According to a study based on in-depth interviews, small farmers in Karnataka believe that it is better for their children to take up jobs with a regular salary because income from agriculture is low and crops are frequently damaged due to the vagaries of nature.

Farmers with one to five acres of irrigated land and up to seven acres of non-irrigated land were examined in Koppal, Raichur, Kalaburagi, and Hubballi as part of research conducted by The/Nudge Institute, Centre for Rural Development in Karnataka, Telangana, and Andhra Pradesh.

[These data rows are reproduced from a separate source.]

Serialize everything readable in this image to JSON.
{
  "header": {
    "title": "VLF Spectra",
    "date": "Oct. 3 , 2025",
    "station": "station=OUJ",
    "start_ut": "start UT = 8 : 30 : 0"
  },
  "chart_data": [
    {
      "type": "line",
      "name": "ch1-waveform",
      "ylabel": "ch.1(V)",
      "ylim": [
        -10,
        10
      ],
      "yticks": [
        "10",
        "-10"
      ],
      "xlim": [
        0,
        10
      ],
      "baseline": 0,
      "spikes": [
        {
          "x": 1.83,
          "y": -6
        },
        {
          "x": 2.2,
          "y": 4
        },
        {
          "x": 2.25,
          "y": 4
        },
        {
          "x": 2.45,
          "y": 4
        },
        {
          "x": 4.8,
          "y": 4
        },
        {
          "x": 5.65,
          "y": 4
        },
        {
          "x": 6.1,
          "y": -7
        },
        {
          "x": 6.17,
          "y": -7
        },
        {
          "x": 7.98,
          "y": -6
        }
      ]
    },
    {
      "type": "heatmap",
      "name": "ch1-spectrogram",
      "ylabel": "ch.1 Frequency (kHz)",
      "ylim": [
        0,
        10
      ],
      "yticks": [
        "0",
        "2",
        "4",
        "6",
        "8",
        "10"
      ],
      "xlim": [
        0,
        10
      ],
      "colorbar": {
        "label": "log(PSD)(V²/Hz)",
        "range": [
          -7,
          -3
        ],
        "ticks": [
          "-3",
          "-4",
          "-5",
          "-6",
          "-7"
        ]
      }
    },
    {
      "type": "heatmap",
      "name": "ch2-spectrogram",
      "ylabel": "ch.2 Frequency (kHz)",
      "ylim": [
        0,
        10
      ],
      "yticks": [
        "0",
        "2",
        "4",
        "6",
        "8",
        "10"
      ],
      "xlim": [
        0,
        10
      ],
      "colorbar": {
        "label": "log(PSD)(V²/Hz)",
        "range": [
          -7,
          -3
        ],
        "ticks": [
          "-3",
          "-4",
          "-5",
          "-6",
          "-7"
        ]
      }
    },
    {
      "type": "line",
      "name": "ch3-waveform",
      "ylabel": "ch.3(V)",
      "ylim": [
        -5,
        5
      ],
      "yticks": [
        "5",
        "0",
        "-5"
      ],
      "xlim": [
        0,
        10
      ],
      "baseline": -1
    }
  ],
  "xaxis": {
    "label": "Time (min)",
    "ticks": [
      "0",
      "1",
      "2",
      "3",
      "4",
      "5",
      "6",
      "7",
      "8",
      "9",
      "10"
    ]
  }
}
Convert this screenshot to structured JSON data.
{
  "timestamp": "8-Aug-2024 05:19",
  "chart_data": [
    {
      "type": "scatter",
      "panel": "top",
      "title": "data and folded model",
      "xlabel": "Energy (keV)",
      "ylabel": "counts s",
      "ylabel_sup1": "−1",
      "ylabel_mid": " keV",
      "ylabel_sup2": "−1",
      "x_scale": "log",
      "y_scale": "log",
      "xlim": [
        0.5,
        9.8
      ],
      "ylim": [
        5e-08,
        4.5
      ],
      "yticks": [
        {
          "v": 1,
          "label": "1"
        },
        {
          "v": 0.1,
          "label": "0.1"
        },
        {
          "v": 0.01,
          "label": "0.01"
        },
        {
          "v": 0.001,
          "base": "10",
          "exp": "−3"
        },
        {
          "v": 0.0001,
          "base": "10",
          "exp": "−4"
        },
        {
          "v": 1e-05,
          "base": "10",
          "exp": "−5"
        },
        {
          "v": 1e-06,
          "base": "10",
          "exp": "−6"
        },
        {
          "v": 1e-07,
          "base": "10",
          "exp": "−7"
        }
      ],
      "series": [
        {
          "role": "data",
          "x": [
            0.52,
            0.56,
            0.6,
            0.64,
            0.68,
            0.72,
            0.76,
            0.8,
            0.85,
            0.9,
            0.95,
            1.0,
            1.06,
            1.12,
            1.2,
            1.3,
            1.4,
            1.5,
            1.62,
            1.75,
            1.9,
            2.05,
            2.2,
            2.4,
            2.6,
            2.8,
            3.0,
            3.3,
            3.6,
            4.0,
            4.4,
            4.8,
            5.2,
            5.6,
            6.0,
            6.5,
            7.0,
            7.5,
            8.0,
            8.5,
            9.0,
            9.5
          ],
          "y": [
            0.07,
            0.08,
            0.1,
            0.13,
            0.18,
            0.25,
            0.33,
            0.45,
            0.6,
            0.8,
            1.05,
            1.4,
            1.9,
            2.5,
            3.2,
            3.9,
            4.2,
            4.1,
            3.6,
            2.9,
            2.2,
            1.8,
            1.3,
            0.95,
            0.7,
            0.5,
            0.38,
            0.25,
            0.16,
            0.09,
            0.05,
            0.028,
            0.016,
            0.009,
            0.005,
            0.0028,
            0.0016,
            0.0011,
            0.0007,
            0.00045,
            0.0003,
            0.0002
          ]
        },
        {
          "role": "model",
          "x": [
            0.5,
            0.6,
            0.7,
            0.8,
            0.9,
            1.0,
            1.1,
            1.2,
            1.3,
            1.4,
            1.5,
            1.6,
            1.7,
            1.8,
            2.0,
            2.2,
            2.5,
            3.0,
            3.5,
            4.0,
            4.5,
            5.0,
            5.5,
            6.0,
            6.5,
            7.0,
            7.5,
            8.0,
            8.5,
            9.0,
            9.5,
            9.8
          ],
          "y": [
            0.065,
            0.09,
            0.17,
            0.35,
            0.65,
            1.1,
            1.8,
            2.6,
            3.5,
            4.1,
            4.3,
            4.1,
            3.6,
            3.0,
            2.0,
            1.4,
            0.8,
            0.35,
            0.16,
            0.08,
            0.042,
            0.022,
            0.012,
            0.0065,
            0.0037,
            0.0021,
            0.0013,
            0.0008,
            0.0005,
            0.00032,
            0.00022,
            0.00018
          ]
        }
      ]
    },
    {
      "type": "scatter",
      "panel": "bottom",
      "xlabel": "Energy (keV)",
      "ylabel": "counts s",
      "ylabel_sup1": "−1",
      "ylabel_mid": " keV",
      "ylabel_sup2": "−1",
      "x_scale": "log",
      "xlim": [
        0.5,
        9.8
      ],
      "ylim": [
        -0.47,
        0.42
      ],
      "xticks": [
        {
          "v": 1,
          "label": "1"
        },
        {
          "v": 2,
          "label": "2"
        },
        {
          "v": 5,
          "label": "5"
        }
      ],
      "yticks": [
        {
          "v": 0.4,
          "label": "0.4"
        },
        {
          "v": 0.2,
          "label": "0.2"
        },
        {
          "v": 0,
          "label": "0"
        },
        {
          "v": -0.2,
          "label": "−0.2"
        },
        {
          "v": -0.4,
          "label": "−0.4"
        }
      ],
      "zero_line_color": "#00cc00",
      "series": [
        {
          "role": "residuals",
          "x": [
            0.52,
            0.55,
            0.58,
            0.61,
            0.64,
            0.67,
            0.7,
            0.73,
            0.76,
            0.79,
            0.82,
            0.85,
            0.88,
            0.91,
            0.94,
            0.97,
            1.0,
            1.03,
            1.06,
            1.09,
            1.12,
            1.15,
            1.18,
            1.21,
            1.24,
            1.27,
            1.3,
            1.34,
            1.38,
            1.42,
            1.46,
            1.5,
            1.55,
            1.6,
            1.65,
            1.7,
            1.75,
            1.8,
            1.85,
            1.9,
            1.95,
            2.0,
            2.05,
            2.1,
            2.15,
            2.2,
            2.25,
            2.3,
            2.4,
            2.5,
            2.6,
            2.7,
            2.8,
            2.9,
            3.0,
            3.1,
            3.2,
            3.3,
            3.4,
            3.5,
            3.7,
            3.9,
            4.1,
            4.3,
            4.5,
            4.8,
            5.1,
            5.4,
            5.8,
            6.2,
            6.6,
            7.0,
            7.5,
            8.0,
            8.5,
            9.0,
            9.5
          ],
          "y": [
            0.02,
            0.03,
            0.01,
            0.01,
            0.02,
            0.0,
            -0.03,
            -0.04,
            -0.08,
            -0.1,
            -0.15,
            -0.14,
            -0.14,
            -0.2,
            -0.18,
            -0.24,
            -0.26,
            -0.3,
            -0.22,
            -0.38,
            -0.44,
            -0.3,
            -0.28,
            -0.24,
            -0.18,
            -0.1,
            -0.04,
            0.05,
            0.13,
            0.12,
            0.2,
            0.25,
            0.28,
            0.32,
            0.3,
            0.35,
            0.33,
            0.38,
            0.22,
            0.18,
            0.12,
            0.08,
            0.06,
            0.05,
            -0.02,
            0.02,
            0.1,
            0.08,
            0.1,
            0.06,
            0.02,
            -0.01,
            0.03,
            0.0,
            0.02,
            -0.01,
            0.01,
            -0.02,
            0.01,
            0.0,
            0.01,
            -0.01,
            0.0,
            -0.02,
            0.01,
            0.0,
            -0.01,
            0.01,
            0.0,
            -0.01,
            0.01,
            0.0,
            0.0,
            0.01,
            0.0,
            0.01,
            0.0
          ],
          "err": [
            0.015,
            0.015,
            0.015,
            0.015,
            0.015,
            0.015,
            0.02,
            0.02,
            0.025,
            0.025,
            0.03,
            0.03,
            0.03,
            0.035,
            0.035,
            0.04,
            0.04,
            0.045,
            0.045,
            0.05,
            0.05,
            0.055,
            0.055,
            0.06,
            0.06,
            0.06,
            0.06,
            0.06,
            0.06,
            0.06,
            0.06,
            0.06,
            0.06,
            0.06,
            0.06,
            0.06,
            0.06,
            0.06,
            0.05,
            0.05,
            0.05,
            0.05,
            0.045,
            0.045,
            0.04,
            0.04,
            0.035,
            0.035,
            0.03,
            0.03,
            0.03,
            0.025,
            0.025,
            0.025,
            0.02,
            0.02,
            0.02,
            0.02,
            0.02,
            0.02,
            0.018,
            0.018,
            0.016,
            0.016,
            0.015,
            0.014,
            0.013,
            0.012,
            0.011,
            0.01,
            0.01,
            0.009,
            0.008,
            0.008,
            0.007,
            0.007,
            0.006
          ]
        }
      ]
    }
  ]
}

Approximately 66 percent of the farmers who took part were over the age of 40. As many as 89 percent of respondents said they did not want their children to go into farming. Between November 2021 and February 2022, 107 farmers were interviewed.

Multiple Sources of Income

Farmers earn their living from three to four sources due to low agricultural income, including taking additional land on lease or sharecropping, which has an advance rental payment with no compensation benefit to the tenant farmer in case of crop damage.

"Although they identify as farmers and are dedicated to their work, the majority of farmers do not want their children to become farmers." "They believe farming is a difficult profession with low income, high effort, and high risk," according to the study.

Agriculture labour, MNREGA, dairy and livestock, and income from other family members are the farmers' other sources of income. While MNREGA contributes 4% to 12% of income depending on the number of days worked, most farmers preferred it because they thought it was a simple task, according to the interview. Farmers are well-served by Prime Minister Kisan Yojana, PDS, and other DBT programmes.

Crop Loans

According to the findings, as many as 67 percent of farmers had crop loans, with only 16 percent repaying them. Most others are not being repaid or are only paying interest in the hope of receiving a loan waiver from the government.

Informal loans are obtained from friends and family, moneylenders, and other farmers at a monthly interest rate of 2%. Based on data from Kalaburagi, Koppal, and Raichur, a farmer has a loan of 2.4 lakh in a fiscal year on average.

As many as 90% of farmers do not have their soil tested. Even when the soil was tested, farmers were either unaware of the results or were aware of the deficiencies but did not use fertilizer as recommended.

Despite the fact that crop insurance is included with all bank crop loans, half of the farmers with bank loans were unaware that they had crop insurance. While most farmers had a mobile phone, they mostly used it for communication, entertainment, and rate inquiries, rather than for improving agricultural practices.